Je vais en parler une bonne fois pour toute, comme ça ce sera fait, et on pourra continuer à parler de choses plus intéressantes comme la littérature, la peinture ou la meilleure façon de nommer les rues. Je ne vais d'ailleurs pas vous faire perdre votre temps à expliquer en quoi cette loi est mal fichue, d'autres le font mieux que moi. Non, je veux juste faire un petit point sur l'après-Hadopi tel que je le vois, en recopiant ici une bonne partie d'un commentaire laissé en réponse à Olivier sur Facebook. Et comme, au vu du nombre de liens traitant de ce sujet que je poste sur mon blog Tumblr "Libertés numériques", il ne cesse de m'engager à venir expliquer tout ça dans un commentaire d'une de ses revues, nous allons donc faire d'une pierre deux coups.

Que les choses soient claires dès le début : je ne télécharge rien, ni légalement, ni illégalement. Je trouve juste que cette loi tape à côté de la plaque, notamment parce qu'elle confie un pouvoir de sanction à une autorité administrative, parce qu'elle est la porte ouverte à des mesures de contrôle et de surveillance de l'internet, et à des mesures restrictives des libertés d'une manière générale, et que, c'est la cerise sur le gâteau, elle ne règlera absolument pas le problème du piratage.
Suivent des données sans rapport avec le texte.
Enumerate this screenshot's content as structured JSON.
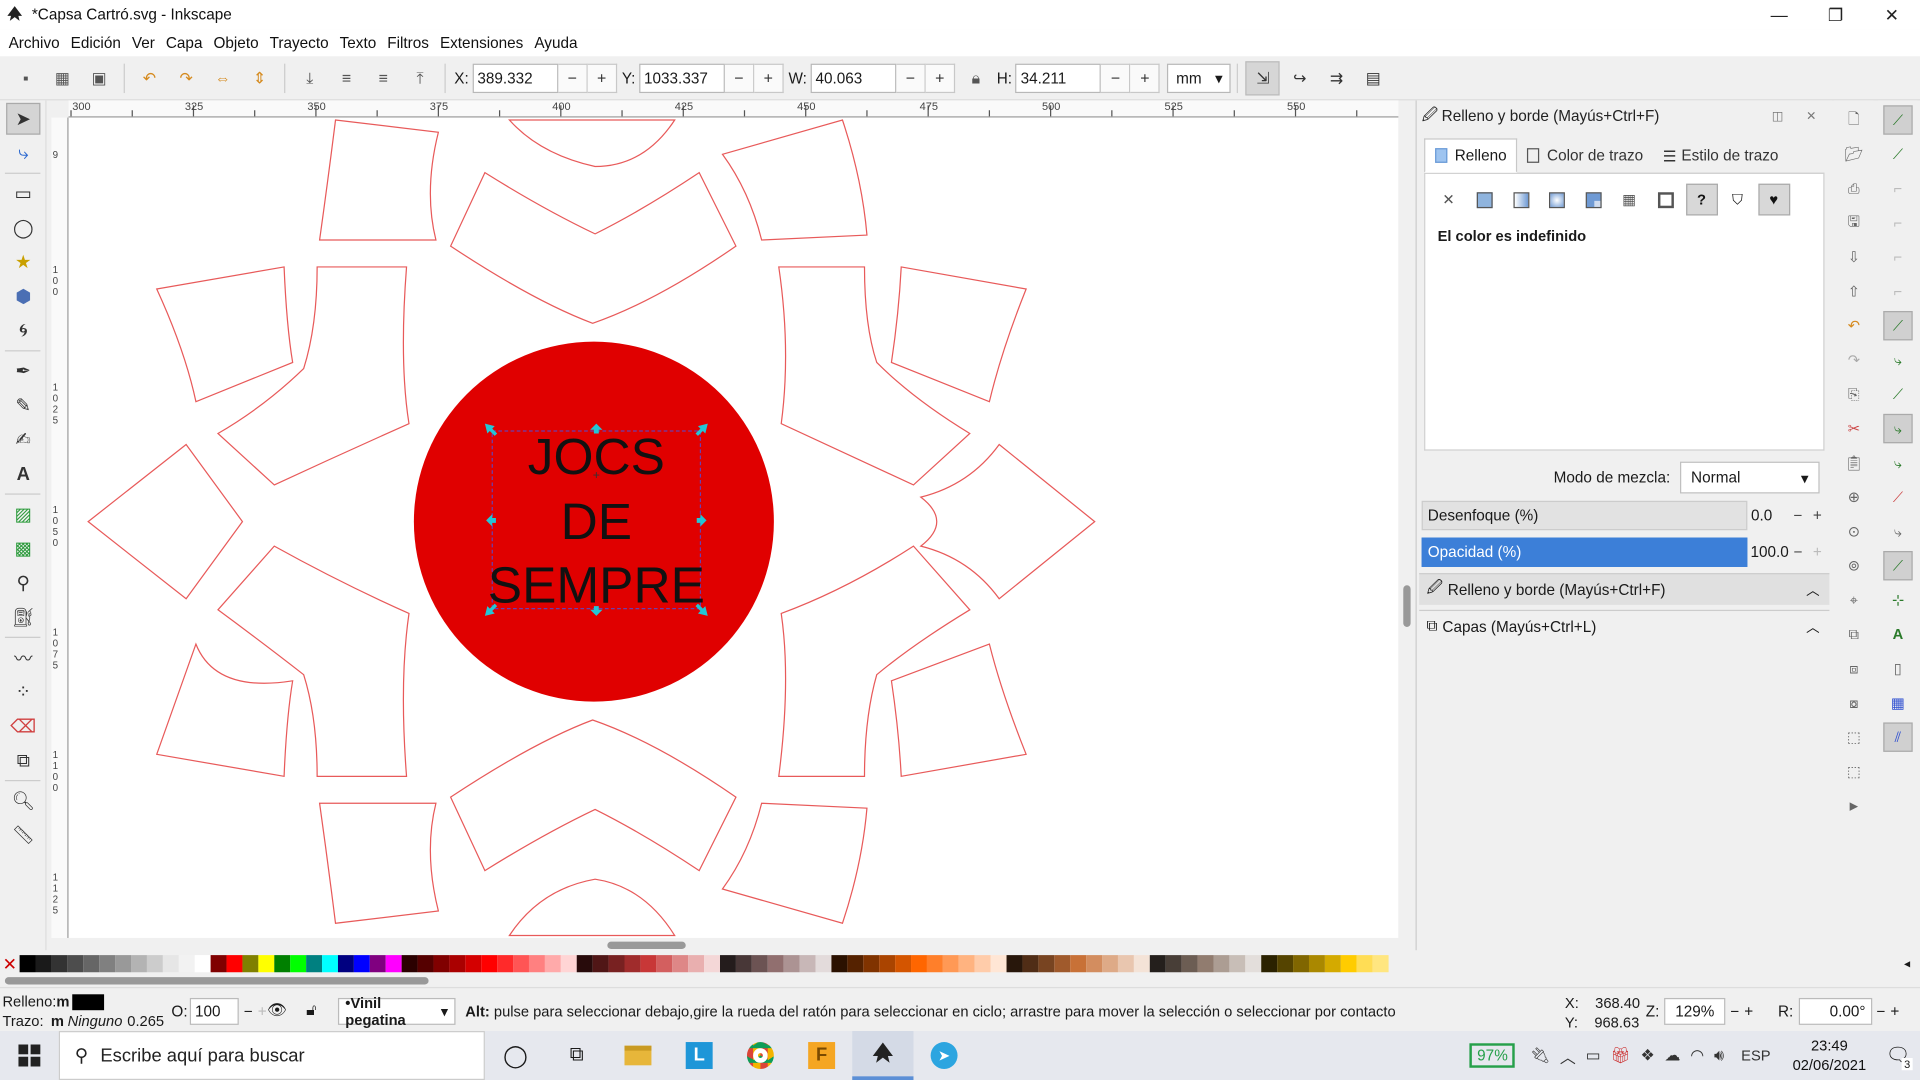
{
  "window": {
    "title": "*Capsa Cartró.svg - Inkscape",
    "controls": [
      "—",
      "❐",
      "✕"
    ]
  },
  "menu": [
    "Archivo",
    "Edición",
    "Ver",
    "Capa",
    "Objeto",
    "Trayecto",
    "Texto",
    "Filtros",
    "Extensiones",
    "Ayuda"
  ],
  "toolbar": {
    "x": {
      "label": "X:",
      "value": "389.332"
    },
    "y": {
      "label": "Y:",
      "value": "1033.337"
    },
    "w": {
      "label": "W:",
      "value": "40.063"
    },
    "h": {
      "label": "H:",
      "value": "34.211"
    },
    "unit": "mm"
  },
  "ruler_top_labels": [
    "300",
    "325",
    "350",
    "375",
    "400",
    "425",
    "450",
    "475",
    "500",
    "525",
    "550"
  ],
  "ruler_left_labels": [
    "9",
    "1 0 0",
    "1 0 2 5",
    "1 0 5 0",
    "1 0 7 5",
    "1 1 0 0",
    "1 1 2 5"
  ],
  "canvas": {
    "text_lines": [
      "JOCS",
      "DE",
      "SEMPRE"
    ],
    "circle_color": "#e00000",
    "outline_color": "#e85a5a"
  },
  "fill_stroke": {
    "panel_title": "Relleno y borde (Mayús+Ctrl+F)",
    "tabs": [
      {
        "label": "Relleno",
        "active": true
      },
      {
        "label": "Color de trazo",
        "active": false
      },
      {
        "label": "Estilo de trazo",
        "active": false
      }
    ],
    "fill_modes": [
      "✕",
      "flat",
      "linear",
      "radial",
      "mesh",
      "pattern",
      "swatch",
      "?",
      "unset",
      "heart"
    ],
    "status_text": "El color es indefinido",
    "blend_label": "Modo de mezcla:",
    "blend_value": "Normal",
    "blur": {
      "label": "Desenfoque (%)",
      "value": "0.0",
      "level": 0
    },
    "opacity": {
      "label": "Opacidad (%)",
      "value": "100.0",
      "level": 100
    },
    "collapsed": [
      {
        "label": "Relleno y borde (Mayús+Ctrl+F)"
      },
      {
        "label": "Capas (Mayús+Ctrl+L)"
      }
    ]
  },
  "palette": {
    "colors": [
      "#000000",
      "#1a1a1a",
      "#333333",
      "#4d4d4d",
      "#666666",
      "#808080",
      "#999999",
      "#b3b3b3",
      "#cccccc",
      "#e6e6e6",
      "#f2f2f2",
      "#ffffff",
      "#800000",
      "#ff0000",
      "#808000",
      "#ffff00",
      "#008000",
      "#00ff00",
      "#008080",
      "#00ffff",
      "#000080",
      "#0000ff",
      "#800080",
      "#ff00ff",
      "#2b0000",
      "#550000",
      "#800000",
      "#aa0000",
      "#d40000",
      "#ff0000",
      "#ff2a2a",
      "#ff5555",
      "#ff8080",
      "#ffaaaa",
      "#ffd5d5",
      "#280b0b",
      "#501616",
      "#782121",
      "#a02c2c",
      "#c83737",
      "#d35f5f",
      "#de8787",
      "#e9afaf",
      "#f4d7d7",
      "#241c1c",
      "#483737",
      "#6c5353",
      "#916f6f",
      "#ac9393",
      "#c8b7b7",
      "#e3dbdb",
      "#2b1100",
      "#552200",
      "#803300",
      "#aa4400",
      "#d45500",
      "#ff6600",
      "#ff7f2a",
      "#ff9955",
      "#ffb380",
      "#ffccaa",
      "#ffe6d5",
      "#28170b",
      "#502d16",
      "#784421",
      "#a05a2c",
      "#c87137",
      "#d38d5f",
      "#deaa87",
      "#e9c6af",
      "#f4e3d7",
      "#241f1c",
      "#483e37",
      "#6c5d53",
      "#917c6f",
      "#ac9d93",
      "#c8beb7",
      "#e3dedb",
      "#2b2200",
      "#554400",
      "#806600",
      "#aa8800",
      "#d4aa00",
      "#ffcc00",
      "#ffdd55",
      "#ffe680"
    ]
  },
  "status": {
    "fill_label": "Relleno:",
    "fill_value": "m",
    "stroke_label": "Trazo:",
    "stroke_value": "m",
    "stroke_style": "Ninguno",
    "stroke_width": "0.265",
    "opacity_label": "O:",
    "opacity_value": "100",
    "layer": "•Vinil pegatina",
    "hint_bold": "Alt:",
    "hint": "pulse para seleccionar debajo,gire la rueda del ratón para seleccionar en ciclo; arrastre para mover la selección o seleccionar por contacto",
    "cursor_x": "368.40",
    "cursor_y": "968.63",
    "cursor_x_label": "X:",
    "cursor_y_label": "Y:",
    "zoom_label": "Z:",
    "zoom": "129%",
    "rot_label": "R:",
    "rotation": "0.00°"
  },
  "taskbar": {
    "search_placeholder": "Escribe aquí para buscar",
    "battery": "97%",
    "lang": "ESP",
    "time": "23:49",
    "date": "02/06/2021",
    "notifications": "3"
  }
}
A vrai dire, ce n'est pas une loi, c'est de la communication...

Ceci étant posé, quelle est l'étendue des dégâts à laquelle il faut s'attendre, maintenant que la loi est votée ? Réponse : très faible.

Le Parlement européen a superbement joué son rôle de protecteur des citoyens de l'Union (eh oui, c'est à ça qu'il sert, il vous représente, ne l'oubliez pas... les élections approchent) en adoptant massivement, et à deux reprises encore, des amendements (le fameux amendement "Bono") au "Paquet Telecom", uniquement pour dire qu'il désapprouvait le projet de loi "Hadopi" du gouvernement français. Le dernier mot en la matière revenant au Conseil des ministres de l'UE, il peut toujours passer outre, mais il est fort peu probable qu'il prenne ce risque, d'autant plus que cela reviendrait à différer de plusieurs mois l'adoption de ce fameux paquet telecom, ce qui serait une mauvaise chose pour les citoyens européens.

Il est donc fort probable que le Conseil choisira de mettre la France en minorité, plutôt que de s'opposer au Parlement.

De fait, la loi Hadopi votée ces jours-ci se retrouvera contraire à une norme juridique supérieure ; il faudra peut-être attendre la saisine d'un juge administratif pour voir la vraie fin de la loi Hadopi,  ou plutôt sa non-application, ce qui revient à peu près au même, mais nous pouvons d'emblée la considérer comme condamnée.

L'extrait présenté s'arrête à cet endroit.